Isso talvez possa marcar a diferença para Lula vencer na primeira volta. Se as bases demográficas do petista tendem mais para a abstenção, os apoiantes de Ciro estão particularmente desmoralizados, à semelhança dos de Simone Tebet, que tem 5% das intenções de voto. 34% dos eleitores do terceiro candidato não têm “vontade nenhuma” de ir às urnas, segundo o Datafolha, chegando aos 40% entre os apoiantes da candidata do Movimento Democrático Brasileiro (MDB).
“O baixo compromisso de eleitores de Ciro e Simone pode ser favorável ao ex-Presidente”, avaliou Bruno Boghossian, na sua coluna na Folha de S. Paulo. “Se parte não aparecer a votar, o número de votos válidos que Lula precisa para vencer no primeiro turno fica menor”.
Diferentes legados Se o Presidente brasileiro conta com apoio fiel entre uma minoria dos brasileiros, também é desprezado por boa parte deles, sendo que 42% dos eleitores consideram a prestação do Governo de Bolsonaro como “péssima” ou “ruim”, segundo o Datafolha.
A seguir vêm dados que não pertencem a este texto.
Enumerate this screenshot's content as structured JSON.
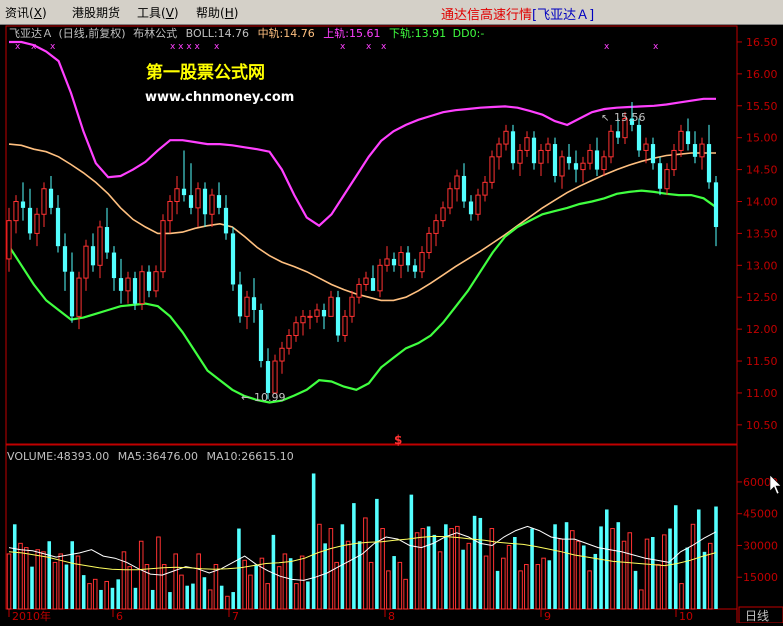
{
  "menu": {
    "items": [
      {
        "label": "资讯",
        "key": "X"
      },
      {
        "label": "港股期货",
        "key": ""
      },
      {
        "label": "工具",
        "key": "V"
      },
      {
        "label": "帮助",
        "key": "H"
      }
    ]
  },
  "app_title": {
    "prefix": "通达信高速行情",
    "symbol": "[飞亚达Ａ]"
  },
  "indicator_bar": {
    "stock": "飞亚达Ａ",
    "mode": "(日线,前复权)",
    "indicator": "布林公式",
    "boll": "BOLL:14.76",
    "mid": "中轨:14.76",
    "upper": "上轨:15.61",
    "lower": "下轨:13.91",
    "dd": "DD0:-"
  },
  "watermark": {
    "title": "第一股票公式网",
    "url": "www.chnmoney.com"
  },
  "annotations": {
    "high": "15.56",
    "low": "10.99",
    "marker": "$"
  },
  "volume_bar": {
    "volume": "VOLUME:48393.00",
    "ma5": "MA5:36476.00",
    "ma10": "MA10:26615.10"
  },
  "date_axis": {
    "labels": [
      "2010年",
      "6",
      "7",
      "8",
      "9",
      "10"
    ]
  },
  "period_label": "日线",
  "colors": {
    "up": "#ff3232",
    "down": "#54ffff",
    "boll_mid": "#ffc080",
    "boll_upper": "#ff40ff",
    "boll_lower": "#40ff40",
    "axis": "#c00000",
    "watermark_title": "#ffff00",
    "watermark_url": "#ffffff"
  },
  "chart_data": [
    {
      "type": "candlestick",
      "title": "飞亚达Ａ (日线,前复权) 布林公式",
      "ylim": [
        10.2,
        16.75
      ],
      "y_ticks": [
        10.5,
        11.0,
        11.5,
        12.0,
        12.5,
        13.0,
        13.5,
        14.0,
        14.5,
        15.0,
        15.5,
        16.0,
        16.5
      ],
      "ohlc": [
        [
          13.1,
          13.9,
          12.9,
          13.7
        ],
        [
          13.7,
          14.1,
          13.5,
          14.0
        ],
        [
          14.0,
          14.3,
          13.7,
          13.9
        ],
        [
          13.9,
          14.2,
          13.4,
          13.5
        ],
        [
          13.5,
          13.9,
          13.3,
          13.8
        ],
        [
          13.8,
          14.3,
          13.6,
          14.2
        ],
        [
          14.2,
          14.4,
          13.8,
          13.9
        ],
        [
          13.9,
          14.1,
          13.2,
          13.3
        ],
        [
          13.3,
          13.5,
          12.6,
          12.9
        ],
        [
          12.9,
          13.2,
          12.1,
          12.2
        ],
        [
          12.2,
          12.9,
          12.0,
          12.8
        ],
        [
          12.8,
          13.4,
          12.6,
          13.3
        ],
        [
          13.3,
          13.5,
          12.9,
          13.0
        ],
        [
          13.0,
          13.7,
          12.8,
          13.6
        ],
        [
          13.6,
          13.9,
          13.1,
          13.2
        ],
        [
          13.2,
          13.3,
          12.6,
          12.8
        ],
        [
          12.8,
          13.1,
          12.4,
          12.6
        ],
        [
          12.6,
          12.9,
          12.4,
          12.8
        ],
        [
          12.8,
          12.9,
          12.3,
          12.4
        ],
        [
          12.4,
          13.0,
          12.3,
          12.9
        ],
        [
          12.9,
          13.0,
          12.5,
          12.6
        ],
        [
          12.6,
          13.0,
          12.5,
          12.9
        ],
        [
          12.9,
          13.8,
          12.8,
          13.7
        ],
        [
          13.7,
          14.1,
          13.5,
          14.0
        ],
        [
          14.0,
          14.4,
          13.8,
          14.2
        ],
        [
          14.2,
          14.8,
          14.0,
          14.1
        ],
        [
          14.1,
          14.6,
          13.8,
          13.9
        ],
        [
          13.9,
          14.3,
          13.6,
          14.2
        ],
        [
          14.2,
          14.3,
          13.6,
          13.8
        ],
        [
          13.8,
          14.2,
          13.6,
          14.1
        ],
        [
          14.1,
          14.3,
          13.8,
          13.9
        ],
        [
          13.9,
          14.1,
          13.4,
          13.5
        ],
        [
          13.5,
          13.6,
          12.6,
          12.7
        ],
        [
          12.7,
          12.9,
          12.1,
          12.2
        ],
        [
          12.2,
          12.6,
          12.0,
          12.5
        ],
        [
          12.5,
          12.8,
          12.1,
          12.3
        ],
        [
          12.3,
          12.4,
          11.4,
          11.5
        ],
        [
          11.5,
          11.7,
          10.9,
          11.0
        ],
        [
          11.0,
          11.6,
          10.99,
          11.5
        ],
        [
          11.5,
          11.8,
          11.3,
          11.7
        ],
        [
          11.7,
          12.0,
          11.6,
          11.9
        ],
        [
          11.9,
          12.2,
          11.8,
          12.1
        ],
        [
          12.1,
          12.3,
          11.9,
          12.2
        ],
        [
          12.2,
          12.3,
          12.0,
          12.2
        ],
        [
          12.2,
          12.4,
          12.1,
          12.3
        ],
        [
          12.3,
          12.4,
          12.0,
          12.2
        ],
        [
          12.2,
          12.6,
          12.2,
          12.5
        ],
        [
          12.5,
          12.6,
          11.8,
          11.9
        ],
        [
          11.9,
          12.3,
          11.8,
          12.2
        ],
        [
          12.2,
          12.6,
          12.1,
          12.5
        ],
        [
          12.5,
          12.8,
          12.4,
          12.7
        ],
        [
          12.7,
          12.9,
          12.6,
          12.8
        ],
        [
          12.8,
          13.0,
          12.7,
          12.6
        ],
        [
          12.6,
          13.1,
          12.5,
          13.0
        ],
        [
          13.0,
          13.3,
          12.9,
          13.1
        ],
        [
          13.1,
          13.2,
          12.9,
          13.0
        ],
        [
          13.0,
          13.3,
          12.8,
          13.2
        ],
        [
          13.2,
          13.3,
          12.9,
          13.0
        ],
        [
          13.0,
          13.1,
          12.8,
          12.9
        ],
        [
          12.9,
          13.3,
          12.8,
          13.2
        ],
        [
          13.2,
          13.6,
          13.1,
          13.5
        ],
        [
          13.5,
          13.8,
          13.3,
          13.7
        ],
        [
          13.7,
          14.0,
          13.6,
          13.9
        ],
        [
          13.9,
          14.3,
          13.8,
          14.2
        ],
        [
          14.2,
          14.5,
          14.0,
          14.4
        ],
        [
          14.4,
          14.6,
          13.9,
          14.0
        ],
        [
          14.0,
          14.1,
          13.7,
          13.8
        ],
        [
          13.8,
          14.2,
          13.7,
          14.1
        ],
        [
          14.1,
          14.4,
          14.0,
          14.3
        ],
        [
          14.3,
          14.8,
          14.2,
          14.7
        ],
        [
          14.7,
          15.0,
          14.5,
          14.9
        ],
        [
          14.9,
          15.2,
          14.8,
          15.1
        ],
        [
          15.1,
          15.2,
          14.5,
          14.6
        ],
        [
          14.6,
          14.9,
          14.4,
          14.8
        ],
        [
          14.8,
          15.1,
          14.7,
          15.0
        ],
        [
          15.0,
          15.1,
          14.5,
          14.6
        ],
        [
          14.6,
          14.9,
          14.4,
          14.8
        ],
        [
          14.8,
          15.0,
          14.6,
          14.9
        ],
        [
          14.9,
          15.0,
          14.3,
          14.4
        ],
        [
          14.4,
          14.8,
          14.2,
          14.7
        ],
        [
          14.7,
          14.9,
          14.5,
          14.6
        ],
        [
          14.6,
          14.8,
          14.3,
          14.5
        ],
        [
          14.5,
          14.7,
          14.3,
          14.6
        ],
        [
          14.6,
          14.9,
          14.5,
          14.8
        ],
        [
          14.8,
          15.0,
          14.4,
          14.5
        ],
        [
          14.5,
          14.8,
          14.4,
          14.7
        ],
        [
          14.7,
          15.2,
          14.6,
          15.1
        ],
        [
          15.1,
          15.3,
          14.9,
          15.0
        ],
        [
          15.0,
          15.4,
          14.9,
          15.3
        ],
        [
          15.3,
          15.56,
          15.1,
          15.2
        ],
        [
          15.2,
          15.3,
          14.7,
          14.8
        ],
        [
          14.8,
          15.0,
          14.6,
          14.9
        ],
        [
          14.9,
          15.0,
          14.5,
          14.6
        ],
        [
          14.6,
          14.7,
          14.1,
          14.2
        ],
        [
          14.2,
          14.6,
          14.1,
          14.5
        ],
        [
          14.5,
          14.9,
          14.4,
          14.8
        ],
        [
          14.8,
          15.2,
          14.7,
          15.1
        ],
        [
          15.1,
          15.3,
          14.8,
          14.9
        ],
        [
          14.9,
          15.1,
          14.6,
          14.7
        ],
        [
          14.7,
          15.0,
          14.5,
          14.9
        ],
        [
          14.9,
          15.2,
          14.2,
          14.3
        ],
        [
          14.3,
          14.4,
          13.3,
          13.6
        ]
      ],
      "series": [
        {
          "name": "中轨",
          "values": [
            14.9,
            14.88,
            14.82,
            14.78,
            14.7,
            14.58,
            14.45,
            14.3,
            14.12,
            13.9,
            13.72,
            13.6,
            13.5,
            13.5,
            13.52,
            13.58,
            13.62,
            13.65,
            13.6,
            13.45,
            13.28,
            13.15,
            13.05,
            12.98,
            12.9,
            12.8,
            12.7,
            12.62,
            12.55,
            12.5,
            12.45,
            12.45,
            12.5,
            12.6,
            12.72,
            12.85,
            12.98,
            13.1,
            13.22,
            13.35,
            13.48,
            13.62,
            13.76,
            13.9,
            14.02,
            14.14,
            14.24,
            14.33,
            14.42,
            14.5,
            14.57,
            14.63,
            14.68,
            14.72,
            14.74,
            14.76,
            14.76,
            14.76
          ]
        },
        {
          "name": "上轨",
          "values": [
            16.5,
            16.5,
            16.45,
            16.35,
            16.2,
            15.7,
            15.1,
            14.6,
            14.38,
            14.4,
            14.5,
            14.62,
            14.8,
            14.96,
            14.96,
            14.93,
            14.9,
            14.9,
            14.88,
            14.85,
            14.82,
            14.78,
            14.5,
            14.1,
            13.75,
            13.62,
            13.8,
            14.1,
            14.4,
            14.7,
            14.95,
            15.1,
            15.2,
            15.28,
            15.34,
            15.4,
            15.43,
            15.45,
            15.47,
            15.48,
            15.49,
            15.47,
            15.42,
            15.36,
            15.26,
            15.2,
            15.3,
            15.4,
            15.45,
            15.47,
            15.48,
            15.49,
            15.5,
            15.52,
            15.55,
            15.58,
            15.61,
            15.61
          ]
        },
        {
          "name": "下轨",
          "values": [
            13.3,
            13.0,
            12.7,
            12.45,
            12.3,
            12.15,
            12.18,
            12.24,
            12.3,
            12.36,
            12.38,
            12.4,
            12.36,
            12.2,
            11.95,
            11.65,
            11.35,
            11.2,
            11.05,
            10.95,
            10.89,
            10.85,
            10.88,
            10.96,
            11.05,
            11.2,
            11.18,
            11.1,
            11.05,
            11.15,
            11.4,
            11.55,
            11.7,
            11.78,
            11.9,
            12.1,
            12.35,
            12.6,
            12.9,
            13.2,
            13.45,
            13.6,
            13.7,
            13.8,
            13.85,
            13.9,
            13.96,
            14.0,
            14.05,
            14.12,
            14.15,
            14.17,
            14.15,
            14.12,
            14.1,
            14.1,
            14.05,
            13.91
          ]
        }
      ]
    },
    {
      "type": "bar",
      "title": "VOLUME",
      "ylim": [
        0,
        68000
      ],
      "y_ticks": [
        15000,
        30000,
        45000,
        60000
      ],
      "values": [
        26000,
        40000,
        31000,
        29000,
        20000,
        28000,
        27000,
        32000,
        22000,
        26000,
        21000,
        32000,
        25000,
        16000,
        12000,
        14000,
        9000,
        13000,
        10000,
        14000,
        27000,
        20000,
        10000,
        32000,
        21000,
        9000,
        34000,
        21000,
        8000,
        26000,
        16000,
        11000,
        12000,
        26000,
        15000,
        9000,
        21000,
        11000,
        6000,
        8000,
        38000,
        23000,
        16000,
        21000,
        24000,
        12000,
        35000,
        20000,
        26000,
        24000,
        12000,
        25000,
        13000,
        64000,
        40000,
        31000,
        38000,
        22000,
        40000,
        32000,
        50000,
        32000,
        43000,
        22000,
        52000,
        38000,
        18000,
        25000,
        22000,
        14000,
        54000,
        36000,
        38000,
        39000,
        35000,
        27000,
        40000,
        38000,
        39000,
        28000,
        31000,
        44000,
        43000,
        25000,
        38000,
        18000,
        24000,
        30000,
        34000,
        18000,
        21000,
        38000,
        21000,
        24000,
        23000,
        40000,
        33000,
        41000,
        37000,
        32000,
        30000,
        18000,
        26000,
        39000,
        47000,
        38000,
        41000,
        32000,
        36000,
        18000,
        9000,
        33000,
        34000,
        21000,
        35000,
        38000,
        49000,
        12000,
        29000,
        40000,
        47000,
        27000,
        31000,
        48393
      ],
      "series": [
        {
          "name": "MA5",
          "values": [
            29000,
            28000,
            27500,
            26000,
            24500,
            25500,
            26500,
            28000,
            25000,
            24000,
            22000,
            19000,
            16500,
            16000,
            18000,
            20000,
            19000,
            17000,
            19000,
            22000,
            25000,
            21000,
            18000,
            15500,
            14000,
            13500,
            15000,
            17000,
            20000,
            23000,
            26000,
            31000,
            34000,
            33000,
            30000,
            29000,
            31000,
            34000,
            36000,
            34000,
            31000,
            30000,
            34000,
            37000,
            39000,
            37000,
            34000,
            33000,
            33000,
            31000,
            29000,
            28000,
            27000,
            25500,
            24000,
            23000,
            22000,
            27000,
            30000,
            33500,
            36476
          ]
        },
        {
          "name": "MA10",
          "values": [
            27000,
            26500,
            25500,
            24500,
            23000,
            21500,
            20500,
            19500,
            18800,
            18500,
            18500,
            19000,
            19500,
            19700,
            19500,
            19000,
            18800,
            19000,
            19500,
            20500,
            21500,
            21800,
            22500,
            24000,
            26500,
            28500,
            30000,
            31000,
            31500,
            31800,
            32500,
            33000,
            33800,
            34300,
            34200,
            33700,
            33000,
            32500,
            31500,
            31000,
            30500,
            29500,
            28300,
            27000,
            25500,
            24500,
            23500,
            22500,
            22000,
            21500,
            21000,
            20500,
            21500,
            23000,
            25000,
            26615.1
          ]
        }
      ]
    }
  ]
}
A impopularidade consolidou-se com acusações de má gestão da pandemia ou de apoios à destruição da floresta amazónica.
Já Lula, que ao fim de oito anos à frente do Brasil conseguiu tirar milhões da pobreza, reduzindo-a em mais de 50%, segundo um estudo da Fundação Getúlio Vargas, citado pelo Globo, saiu do Governo com uma taxa de popularidade quase a bater nos 90%, em 2011, mostram as sondagens do Ibope. E conseguiu sempre manter parte desse apoio, apesar dos seus confrontos com a justiça brasileira.
É em parte por isso, mas também pela rejeição a Bolsonaro, que Lula – em tempos apontado como grande esperança da esquerda internacional, encabeçando a chamada “maré rosa” na América Latina, na década de 2000 – tem recebido o apoio de uma chuva de estrelas. aparecendo em comícios com nomes tão ilustres quanto Caetano Veloso ou Daniela Mercury, algo que poderá servir para mobilizar os mais hesitantes. Até teve apoios de renome internacional, incluindo Roger Waters, um fundador dos Pink Floyd que apelidou Bolsonaro de “porco fascista”, bem como dos atores e Mark Ruffalo e Danny Glover.
Caso Lula saia vencedor das eleições, como indicam as sondagens, terá nas mãos um país profundamente dividido, com uma minoria bolsonarista com elevadas taxas de porte de arma. Tem tudo para o seu mandato correr muito, muito mal.
“O Brasil está polarizado e radicalizado como nunca se viu antes. Por causa disso, se Lula tentar virar demasiado para a esquerda, isso vai causar uma ainda maior polarização”, avisou Guilherme Cesarões, cientista político de fundação Getúlio Vargas, à Al Jazera. “E definitivamente não é isso que Lula quer”.